Uyghurs established two short-lived independent governments in Xinjiang prior to the Communist Party’s seizure of power, and the desire for self-rule endured and was nurtured by resentment against heavy-handed Chinese rule. A protest movement began in the 1990s and remained at a relatively low level until simmering anger exploded in a 2009 riot in the regional capital of Urumqi that left an estimated 200 people dead. More violence followed within Xinjiang and as far away as Beijing, prompting Chinese leader Xi Jinping to order a massive crackdown starting in 2014.
With Xi’s blessing, Xinjiang’s hard-line leader, Chen Quanguo, who took office in 2016, began sending Uyghurs and others into a vast network of fortified camps without legal due process. It remains unclear what criteria were used to determine if a person needed to be sent for what the authorities called retraining or de-radicalisation, but those who showed religious tendencies, the well-educated and anyone with foreign connections were especially susceptible.
Conditions in the camps have been described as overcrowded and unhygienic, with those inside forced to renounce their religion and culture and praise Xi and the Communist Party. Harsh punishments were meted out for those who refused to comply and the length of sentences were indeterminate. While China says it has closed the camps, many of those held have since received lengthy prison terms within a system that remains overwhelmingly opaque. The U.S. and others have labeled China’s policies against Xinjiang minorities as “genocide.”

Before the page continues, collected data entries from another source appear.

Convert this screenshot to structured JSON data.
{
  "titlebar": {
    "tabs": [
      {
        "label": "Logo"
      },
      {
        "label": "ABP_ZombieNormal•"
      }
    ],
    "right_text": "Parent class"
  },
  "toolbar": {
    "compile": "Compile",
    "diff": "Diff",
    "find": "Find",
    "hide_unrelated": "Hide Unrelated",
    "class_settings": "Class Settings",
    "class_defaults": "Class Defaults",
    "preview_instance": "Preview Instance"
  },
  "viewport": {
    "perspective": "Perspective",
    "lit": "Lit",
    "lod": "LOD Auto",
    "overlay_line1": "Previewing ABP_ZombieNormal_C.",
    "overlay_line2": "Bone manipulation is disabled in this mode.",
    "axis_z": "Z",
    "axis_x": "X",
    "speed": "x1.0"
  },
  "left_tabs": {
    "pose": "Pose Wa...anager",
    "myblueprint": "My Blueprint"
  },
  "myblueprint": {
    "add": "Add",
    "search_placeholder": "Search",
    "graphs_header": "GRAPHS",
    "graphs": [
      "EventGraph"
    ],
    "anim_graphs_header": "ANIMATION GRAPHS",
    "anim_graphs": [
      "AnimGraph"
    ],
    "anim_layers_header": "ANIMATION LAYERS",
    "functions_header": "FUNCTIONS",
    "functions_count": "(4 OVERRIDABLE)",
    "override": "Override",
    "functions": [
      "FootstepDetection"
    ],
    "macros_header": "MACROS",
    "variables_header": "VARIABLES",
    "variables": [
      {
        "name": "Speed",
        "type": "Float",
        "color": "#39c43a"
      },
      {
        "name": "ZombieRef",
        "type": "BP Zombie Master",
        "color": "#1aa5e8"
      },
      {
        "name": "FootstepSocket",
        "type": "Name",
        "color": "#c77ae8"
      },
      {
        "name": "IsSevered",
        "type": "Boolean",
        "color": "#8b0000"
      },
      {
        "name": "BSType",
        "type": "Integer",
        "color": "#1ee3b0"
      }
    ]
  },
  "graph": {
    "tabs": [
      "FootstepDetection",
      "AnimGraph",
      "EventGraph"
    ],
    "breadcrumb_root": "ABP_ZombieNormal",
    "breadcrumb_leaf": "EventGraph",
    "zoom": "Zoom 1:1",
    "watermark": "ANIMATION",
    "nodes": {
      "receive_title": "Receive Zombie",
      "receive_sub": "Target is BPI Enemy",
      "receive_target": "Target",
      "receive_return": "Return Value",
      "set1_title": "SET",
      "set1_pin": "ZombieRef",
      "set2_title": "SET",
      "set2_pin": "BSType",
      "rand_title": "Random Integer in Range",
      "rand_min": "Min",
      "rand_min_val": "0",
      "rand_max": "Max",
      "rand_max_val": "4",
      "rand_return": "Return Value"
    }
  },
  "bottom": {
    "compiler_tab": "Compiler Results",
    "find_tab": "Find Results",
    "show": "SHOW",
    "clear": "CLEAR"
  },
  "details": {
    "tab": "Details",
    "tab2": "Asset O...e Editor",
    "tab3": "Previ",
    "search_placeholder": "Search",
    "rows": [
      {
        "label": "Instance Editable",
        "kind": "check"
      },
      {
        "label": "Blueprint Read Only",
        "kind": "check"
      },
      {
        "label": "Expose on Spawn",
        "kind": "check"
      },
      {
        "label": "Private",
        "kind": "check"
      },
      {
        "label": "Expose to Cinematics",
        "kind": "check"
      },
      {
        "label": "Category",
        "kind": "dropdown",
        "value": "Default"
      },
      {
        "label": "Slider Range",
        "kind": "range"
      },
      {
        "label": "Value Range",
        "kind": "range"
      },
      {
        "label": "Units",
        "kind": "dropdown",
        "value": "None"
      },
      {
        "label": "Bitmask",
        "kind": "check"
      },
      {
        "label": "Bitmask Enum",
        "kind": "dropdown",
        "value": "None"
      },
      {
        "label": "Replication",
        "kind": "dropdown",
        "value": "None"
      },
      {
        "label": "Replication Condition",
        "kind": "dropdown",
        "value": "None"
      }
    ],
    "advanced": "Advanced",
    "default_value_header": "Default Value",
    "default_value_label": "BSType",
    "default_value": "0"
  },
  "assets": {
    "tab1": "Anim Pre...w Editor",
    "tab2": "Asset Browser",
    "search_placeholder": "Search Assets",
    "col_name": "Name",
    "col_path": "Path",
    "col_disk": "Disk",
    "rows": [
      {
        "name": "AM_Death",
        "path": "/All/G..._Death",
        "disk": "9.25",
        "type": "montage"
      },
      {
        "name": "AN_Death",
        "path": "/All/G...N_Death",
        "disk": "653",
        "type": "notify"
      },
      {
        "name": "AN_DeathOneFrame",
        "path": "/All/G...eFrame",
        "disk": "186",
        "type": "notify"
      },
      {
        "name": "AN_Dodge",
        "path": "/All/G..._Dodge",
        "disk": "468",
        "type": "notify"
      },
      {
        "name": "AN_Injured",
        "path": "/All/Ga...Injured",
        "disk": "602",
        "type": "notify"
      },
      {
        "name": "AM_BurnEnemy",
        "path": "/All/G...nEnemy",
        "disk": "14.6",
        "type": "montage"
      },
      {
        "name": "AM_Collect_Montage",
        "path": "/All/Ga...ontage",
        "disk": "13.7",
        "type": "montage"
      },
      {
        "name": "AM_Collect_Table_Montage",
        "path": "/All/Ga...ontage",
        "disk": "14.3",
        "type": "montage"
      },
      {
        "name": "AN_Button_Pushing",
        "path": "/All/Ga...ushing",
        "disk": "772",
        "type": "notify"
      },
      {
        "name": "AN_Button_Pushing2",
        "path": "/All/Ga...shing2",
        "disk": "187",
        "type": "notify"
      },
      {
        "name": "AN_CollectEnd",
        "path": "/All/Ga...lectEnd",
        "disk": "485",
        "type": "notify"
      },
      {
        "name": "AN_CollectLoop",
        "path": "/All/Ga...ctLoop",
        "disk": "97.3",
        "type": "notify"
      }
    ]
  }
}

China has always denied targeting Uyghurs and others for their religion and culture, denouncing the accusations as a confection of lies by the West and saying its crackdown was aimed at quashing separatism, terrorism and religious extremism. It has said camp attendance was voluntary and no human rights were abused, although internal Chinese documents have frequently contradicted such claims.
Beijing has also cited carefully choreographed visits by journalists, diplomats and, most recently, UN High Commissioner for Human Rights Michelle Bachelet, as validating its claims. Some observers say the tide of criticism may have prompted Beijing to wind down the detentions earlier than planned to salvage its reputation among Muslim nations and in the developing world.
In a note accompanying the UN report, China’s diplomatic mission in Geneva registered its strong opposition to the findings, which it said ignore human rights achievements in Xinjiang and the damage caused by terrorism and extremism to the population.
“Based on the disinformation and lies fabricated by anti-China forces and out of presumption of guilt, the so-called ‘assessment’ distorts China’s laws, wantonly smears and slanders China, and interferes in China’s internal affairs,” the note said in part.
China’s authoritarian leaders have outwardly defied criticism of their policies in Xinjiang, but have been unsuccessful in thwarting international sanctions on officials who were involved and bans on cotton and other commodities from the region. The report’s release comes despite China’s growing influence within the UN. and its pressure campaign against critics in the human rights community.
China has maintained its defiance and appears to believe its policies have been effective and should continue, despite any costs to its international reputation. On Thursday, its Foreign Ministry scoffed at the UN report, saying it was “orchestrated and produced by the U.S. and some Western forces and is completely illegal and void.”
“It is a patchwork of false information that serves as political tool for the US and other Western countries to strategically use Xinjiang to contain China,” ministry spokesperson Wang Wenbin said.